Besnik Mustafaj, l’amore impossibile e surreale dopo la guerra

“L’estate senza ritorno” di Besnik Mustafaj è un’opera sopravvissuta alla censura e al regime comunista in Albania. Un reduce di guerra, quarant’anni dopo la fine delle ostilità, torna a casa dalla fidanzata di un tempo che non l’ha mai dimenticato. Mai scontato, originale, coraggioso, il romanzo vive di immagini liriche e pensieri fluttuanti, di illusioni e fantasmi…

Un romanzo strano, una prosa ambigua, e – per questi giudizi che appartenevano ai volenterosi sostenitori di un’ideologia, piuttosto disinteressati alla letteratura – una scure capace di tagliare due terzi del testo originale. Stiamo parlando un’opera intensa e cruciale, che vide la luce inizialmente “mutilata” dalla censura dell’Albania comunista: a quei tempi e a quelle latitudini andavano avanti solo romanzi dediti alla causa del realismo socialista. Besnik Mustafaj non è una novità assoluta per l’editoria italiana (l’ha pubblicato anche Garzanti), è uno dei maggiori scrittori albanesi viventi (già politico, con incarichi diplomatici, e un’esperienza di ministro degli Esteri quasi vent’anni fa) e nella nota conclusiva di uno dei suoi più belli e importanti fra i suoi libri, spiega la suggestione all’origine della genesi de L’estate senza ritorno (204 pagine, 21 euro), che ritrovò la sua forma compiuta e venne nuovamente pubblicato, senza i tagli della censura, nel 1991, quando l’utopia dell’Urss e delle sue nazioni sorelle si sgretolò sotto i colpi della storia.

Forse non è come sembra…

L’estate senza ritorno, tradotto e curato da Julian Zhara, trova spazio nel bel catalogo delle edizioni Bibliotheka. È una felice scoperta leggere questo autore, la letteratura albanese non è solo il leggendario Ismail Kadare, morto qualche mese fa. Tra sogno, realtà e fiaba, Besnik Mustafaj racconta una storia d’amore e morte, condizionata dalla guerra, un amore, per molti versi, impossibile e surreale, un amour fou, quello tra l’impenetrabile e frettoloso Gori, reduce di guerra che torna, dopo l’esperienza del lager, a quarant’anni dalla fine delle ostilità, e Sana, la sua fidanzata di allora, una donna rimasta vergine, che non ha più voluto legarsi a nessun altro. Molto, però, non è come sembra. L’epilogo, con pagine del diario di Sana, allargherà qualsiasi nuvola d’incomprensione sull’andamento del romanzo.
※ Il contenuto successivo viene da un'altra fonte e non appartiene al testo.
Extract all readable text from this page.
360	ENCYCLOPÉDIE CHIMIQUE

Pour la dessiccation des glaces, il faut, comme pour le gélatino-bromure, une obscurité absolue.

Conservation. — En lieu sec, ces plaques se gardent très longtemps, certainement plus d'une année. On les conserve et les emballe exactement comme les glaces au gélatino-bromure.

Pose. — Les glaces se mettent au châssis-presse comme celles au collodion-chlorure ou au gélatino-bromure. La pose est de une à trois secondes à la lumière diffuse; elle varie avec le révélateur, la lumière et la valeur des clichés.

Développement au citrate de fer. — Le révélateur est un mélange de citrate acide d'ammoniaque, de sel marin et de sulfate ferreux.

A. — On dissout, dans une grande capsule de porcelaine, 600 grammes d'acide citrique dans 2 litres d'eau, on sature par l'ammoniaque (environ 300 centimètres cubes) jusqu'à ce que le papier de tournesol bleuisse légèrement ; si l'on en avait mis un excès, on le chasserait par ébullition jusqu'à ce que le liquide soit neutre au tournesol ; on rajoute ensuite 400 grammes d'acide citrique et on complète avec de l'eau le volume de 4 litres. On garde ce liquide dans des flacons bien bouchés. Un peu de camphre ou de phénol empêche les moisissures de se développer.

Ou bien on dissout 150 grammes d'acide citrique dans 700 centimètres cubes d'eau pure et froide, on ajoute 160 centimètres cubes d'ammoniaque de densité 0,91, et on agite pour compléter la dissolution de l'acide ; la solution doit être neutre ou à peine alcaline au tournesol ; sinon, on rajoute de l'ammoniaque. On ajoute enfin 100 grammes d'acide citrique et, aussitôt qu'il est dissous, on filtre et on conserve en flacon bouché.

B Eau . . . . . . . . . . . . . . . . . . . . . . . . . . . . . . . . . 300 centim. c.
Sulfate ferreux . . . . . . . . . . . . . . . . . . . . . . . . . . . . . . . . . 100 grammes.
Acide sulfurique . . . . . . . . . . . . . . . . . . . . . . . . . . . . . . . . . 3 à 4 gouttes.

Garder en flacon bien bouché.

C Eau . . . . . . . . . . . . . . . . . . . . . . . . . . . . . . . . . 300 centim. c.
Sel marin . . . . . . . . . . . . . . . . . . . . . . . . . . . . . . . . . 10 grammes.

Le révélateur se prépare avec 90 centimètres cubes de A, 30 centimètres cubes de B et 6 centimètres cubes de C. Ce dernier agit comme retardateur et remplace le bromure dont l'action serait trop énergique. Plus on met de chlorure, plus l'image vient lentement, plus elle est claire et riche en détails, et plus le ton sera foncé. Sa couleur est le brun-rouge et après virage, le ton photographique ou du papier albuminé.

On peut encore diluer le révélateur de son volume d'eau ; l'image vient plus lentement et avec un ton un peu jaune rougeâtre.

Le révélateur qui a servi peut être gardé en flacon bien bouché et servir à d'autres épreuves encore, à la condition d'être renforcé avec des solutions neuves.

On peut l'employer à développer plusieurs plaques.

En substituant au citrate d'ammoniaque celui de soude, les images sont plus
Si affastellano immagini liriche e pensieri fluttuanti e caotici, graficamente e ortograficamente l’autore si concede qualche libertà, per esempio usando, talvolta, arbitrariamente le lettere maiuscole (l’esempio più lampante alle pagine 108 e 109).

Forse l’Albania?

Gori – esausto e debilitato, volto pallido, spesso intento a leggere libri scritti da veterani di guerra – dice di aver mantenuto le promesse fatte a Sana decenni prima, e cerca di mettere in pratica quello che sognava, poco più che ragazzo, per il loro futuro in comune. Chi arriverà fino in fondo, alla fine di questo romanzo che tanto pretende dal lettore e tanto dà, scoprirà l’esistenza di uno scarto temporale di due settimane che fa la differenza in uno dei passaggi più significativi della vicenda. Sana, sopravvissuta in virtù di un’illusione, è un personaggio potentissimo e, chissà potrebbe, in qualche modo rappresentare l’Albania, alle prese con l’inganno e l’abbaglio del comunismo, con ombre e fantasmi. Besnik Mustafaj, ormai quasi quarant’anni fa, ha scritto un volume che ha nel suo dna il coraggio, l’originalità, la sfida alla letteratura che va per la maggiore e che forse letteratura non è.